Estaba, pues, comiéndolos, mientras apartaba cada tanto a algún escorpión más
osado que había subido a la mesa o que me caminaba por las rodillas, cuando,
desde el cielo raso, un escorpión especialmente vigoroso o robusto cayó —o
se arrojó— en mi plato.
Petrificado, solté los cubiertos. ¿Cómo debía interpretarse esa actitud? ¿Era
una casualidad? ¿Una agresión personal? ¿Una prueba de fuego? Quedé perplejo
unos instantes... ¿Qué pretendían de mí los escorpiones? Estoy muy avezado a
la lucha contra ellos: en seguida lo intuí. Querían obligarme a modificar mi método
de defensa, hacerme pasar decididamente al ataque. Pero yo estaba muy seguro de
la eficacia de mi estrategia: no lograrían engañarme.
Vi, con cólera reprimida, cómo las patas gruesas y peludas del escorpión
chapoteaban en el huevo, vi cómo su cuerpo se iba impregnando de amarillo, vi cómo
la cola ponzoñosa se agitaba en el aire, al modo de un náufrago que pidiera
auxilio... Objetivamente considerada, la agonía del escorpión constituía un
bello espectáculo. Pero a mí me dio un poco de asco. Casi claudiqué: pensé
en arrojar el contenido del plato al incinerador. Tengo fuerza de voluntad y
supe contenerme a tiempo: si hubiera hecho tal cosa, habría ganado el
aborrecimiento y la reprobación de los millares y millares de escorpiones que,
con renovada suspicacia, me contemplaban desde el cielo raso, las paredes, el
piso, la cocina, las lámparas... Ahora tendrían un pretexto para considerarse
agredidos y, entonces, quién sabe qué podría ocurrir.

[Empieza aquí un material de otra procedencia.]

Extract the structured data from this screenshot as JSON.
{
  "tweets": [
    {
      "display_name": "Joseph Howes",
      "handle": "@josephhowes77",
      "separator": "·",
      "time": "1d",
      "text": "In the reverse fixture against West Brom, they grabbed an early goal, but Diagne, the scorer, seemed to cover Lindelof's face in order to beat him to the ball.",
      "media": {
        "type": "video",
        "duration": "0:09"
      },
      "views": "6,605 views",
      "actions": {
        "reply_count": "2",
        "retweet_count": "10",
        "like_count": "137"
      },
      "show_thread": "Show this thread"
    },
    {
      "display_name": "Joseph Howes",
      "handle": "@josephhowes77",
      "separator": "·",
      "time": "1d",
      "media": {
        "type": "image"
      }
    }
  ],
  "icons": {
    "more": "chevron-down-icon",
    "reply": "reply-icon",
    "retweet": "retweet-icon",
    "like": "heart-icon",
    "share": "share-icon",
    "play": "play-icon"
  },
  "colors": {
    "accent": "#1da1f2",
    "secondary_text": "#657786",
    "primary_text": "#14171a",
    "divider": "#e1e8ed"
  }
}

Me armé de valor, fingí no advertir el escorpión que aún se debatía en mi
plato, lo comí distraídamente junto con el huevo y hasta pasé la corteza de
un pan para no dejar ni una pizca de huevo y escorpión. No resultó tan
repugnante como temía. Un poquito ácido tal vez, pero esta sensación puede
deberse a que aún yo no tenía el paladar acostumbrado a la ingestión de
escorpiones. Con el último bocado, sonreí, satisfecho. Después pensé que la
quitina del escorpión, más dura de lo que yo hubiera deseado, podría caerme
indigesta, y con delicadeza, para no ofender al resto de los escorpiones, bebí
un vaso de sal de frutas.
Hay otras variantes dentro de este método, pero, eso sí, es necesario recordar
que lo esencial es proceder como si se ignorara la presencia —más aún, la
existencia— de los escorpiones. Con todo, ahora me asaltan algunas dudas. Me
parece que los escorpiones han empezado a darse cuenta de que mis ataques no son
involuntarios. Ayer, cuando dejé caer una olla de agua hirviente en el piso,
advertí que, desde la puerta de la heladera, unos trescientos o cuatrocientos
escorpiones me observaban con rencor, con desconfianza, con reproche.
Quizá, también mi método esté destinado al fracaso. Pero, por ahora, no se
me ocurre otro mejor para defenderme de los escorpiones.
[De
En defensa propia, Buenos Aires, Editorial de Belgrano, 1982.]